Part 1: Logistic Regression [Draft]

Introduction

Let's say we want to build a model to discriminate the following red and blue points in 2-dimensional space:

import numpy as np
import matplotlib.pyplot as plt

X = np.array([[-0.1, -0.5, 1.3,  -0.6, -1.5, 0.2, -0.3, 0.7,  1.1,
	       -1.0, -0.5, -1.3, -1.4, -0.9, 0.4, -0.4, 0.3],
              [1.4, -0.1,  0.9,  0.4,  0.4,  0.2, -0.4, -0.8, -1.5,
	       0.9, -1.5, -0.45, -1.2, -1.1, -1.3, 0.6, -0.5]])
Y = np.array([[0, 0, 1, 0, 0, 1, 1, 1, 1, 0, 1, 0, 0, 1, 1, 0, 1]])
colormap = np.array(['r', 'b'])

def plot_scatter(X, Y, colormap, path):
   plt.grid()
   plt.xlim([-2.0, 2.0])
   plt.ylim([-2.0, 2.0])
   plt.xlabel('$x_1$', size=20)
   plt.ylabel('$x_2$', size=20)
   plt.title('Input 2D points', size=18)
   plt.scatter(X[0], X[1], s=50, c=colormap[Y[0]])
   plt.savefig(path)

plot_scatter(X, Y, colormap, 'image.png')

plt.close()
plt.clf()
plt.cla()

In other words, given a point, $(x_1, x_2)$, we want to output either $0$ or $1$. (In this tutorial $0$ represents red, $1$ represents blue.)

We can use Logistic Regression for this problem. In Logistic Regression, we first learn weights ($w_1, w_2$) and bias ($b$). This phase is called training. Then we use the following formula to predict if the new point is blue or red. This phase is called prediction or inference.
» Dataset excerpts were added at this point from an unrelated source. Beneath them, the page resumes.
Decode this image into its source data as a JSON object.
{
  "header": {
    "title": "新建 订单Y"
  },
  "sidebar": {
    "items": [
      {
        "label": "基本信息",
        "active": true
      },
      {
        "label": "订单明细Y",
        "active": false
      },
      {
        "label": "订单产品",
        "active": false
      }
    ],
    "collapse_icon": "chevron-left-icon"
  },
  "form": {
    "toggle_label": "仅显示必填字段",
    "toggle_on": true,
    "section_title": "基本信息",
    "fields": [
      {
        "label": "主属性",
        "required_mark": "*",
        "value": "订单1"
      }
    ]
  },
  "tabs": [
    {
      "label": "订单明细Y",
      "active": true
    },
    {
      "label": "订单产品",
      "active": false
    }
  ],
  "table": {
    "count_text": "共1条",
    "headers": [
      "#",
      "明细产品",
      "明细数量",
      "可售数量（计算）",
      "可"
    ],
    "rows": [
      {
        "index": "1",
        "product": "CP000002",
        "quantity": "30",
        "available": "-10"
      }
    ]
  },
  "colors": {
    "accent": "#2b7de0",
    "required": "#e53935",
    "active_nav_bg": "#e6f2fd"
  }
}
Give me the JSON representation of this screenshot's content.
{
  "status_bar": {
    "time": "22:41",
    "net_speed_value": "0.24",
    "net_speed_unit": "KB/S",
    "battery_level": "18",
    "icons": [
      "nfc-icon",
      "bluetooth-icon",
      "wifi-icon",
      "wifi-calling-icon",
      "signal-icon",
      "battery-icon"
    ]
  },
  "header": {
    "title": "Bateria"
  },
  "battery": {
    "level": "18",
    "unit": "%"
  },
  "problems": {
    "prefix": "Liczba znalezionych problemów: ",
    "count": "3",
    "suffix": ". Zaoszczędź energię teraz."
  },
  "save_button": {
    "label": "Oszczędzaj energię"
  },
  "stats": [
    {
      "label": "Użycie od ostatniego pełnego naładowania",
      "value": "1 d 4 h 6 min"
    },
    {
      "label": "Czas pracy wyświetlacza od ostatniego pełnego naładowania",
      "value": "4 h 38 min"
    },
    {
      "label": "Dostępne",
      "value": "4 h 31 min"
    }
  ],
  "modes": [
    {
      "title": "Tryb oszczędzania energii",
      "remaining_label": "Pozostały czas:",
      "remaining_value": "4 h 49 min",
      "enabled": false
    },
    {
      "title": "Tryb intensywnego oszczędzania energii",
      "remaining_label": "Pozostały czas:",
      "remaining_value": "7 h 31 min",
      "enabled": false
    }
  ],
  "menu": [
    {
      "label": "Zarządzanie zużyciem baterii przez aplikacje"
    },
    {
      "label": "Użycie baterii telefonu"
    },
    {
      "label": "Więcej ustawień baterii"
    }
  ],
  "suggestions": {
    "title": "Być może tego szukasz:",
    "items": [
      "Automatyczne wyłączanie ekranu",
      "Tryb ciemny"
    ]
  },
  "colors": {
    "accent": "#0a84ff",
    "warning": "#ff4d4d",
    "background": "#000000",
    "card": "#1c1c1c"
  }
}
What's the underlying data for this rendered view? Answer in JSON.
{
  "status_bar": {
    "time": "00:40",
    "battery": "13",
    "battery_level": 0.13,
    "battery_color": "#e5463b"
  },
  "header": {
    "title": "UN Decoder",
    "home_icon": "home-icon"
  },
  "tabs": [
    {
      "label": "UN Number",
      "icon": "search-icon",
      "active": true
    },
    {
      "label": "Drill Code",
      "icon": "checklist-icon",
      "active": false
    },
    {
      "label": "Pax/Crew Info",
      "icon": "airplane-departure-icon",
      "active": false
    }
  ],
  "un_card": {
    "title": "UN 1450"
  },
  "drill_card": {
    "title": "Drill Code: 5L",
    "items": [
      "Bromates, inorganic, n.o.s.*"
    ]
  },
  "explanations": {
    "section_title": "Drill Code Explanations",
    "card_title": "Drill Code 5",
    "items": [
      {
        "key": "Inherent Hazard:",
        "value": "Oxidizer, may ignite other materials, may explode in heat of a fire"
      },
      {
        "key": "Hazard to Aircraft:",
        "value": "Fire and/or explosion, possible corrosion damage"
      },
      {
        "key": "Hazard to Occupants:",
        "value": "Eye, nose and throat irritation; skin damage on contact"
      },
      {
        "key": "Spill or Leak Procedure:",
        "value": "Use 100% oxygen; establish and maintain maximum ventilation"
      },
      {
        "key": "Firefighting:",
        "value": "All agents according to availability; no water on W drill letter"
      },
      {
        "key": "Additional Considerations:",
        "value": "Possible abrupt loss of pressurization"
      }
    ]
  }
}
\begin{equation} \label{eq:inference} \hat{y} = \begin{cases} 0, & \text{if}\ \quad \frac{1}{1+e^{-(w_1x_1 + w_2x_2 + b)}} < 0.5 \\ 1, & \text{otherwise} \end{cases} \end{equation}

In the above equation, $\hat{y}$ depicts our guess for a given label, or our prediction.

Parameters of a Logistic Regression model contains weights ($w_1, w_2$) and bias ($b$). These parameters are learned with a learning algorithm. After they are learned, we apply them using a function to predict a new sample's class.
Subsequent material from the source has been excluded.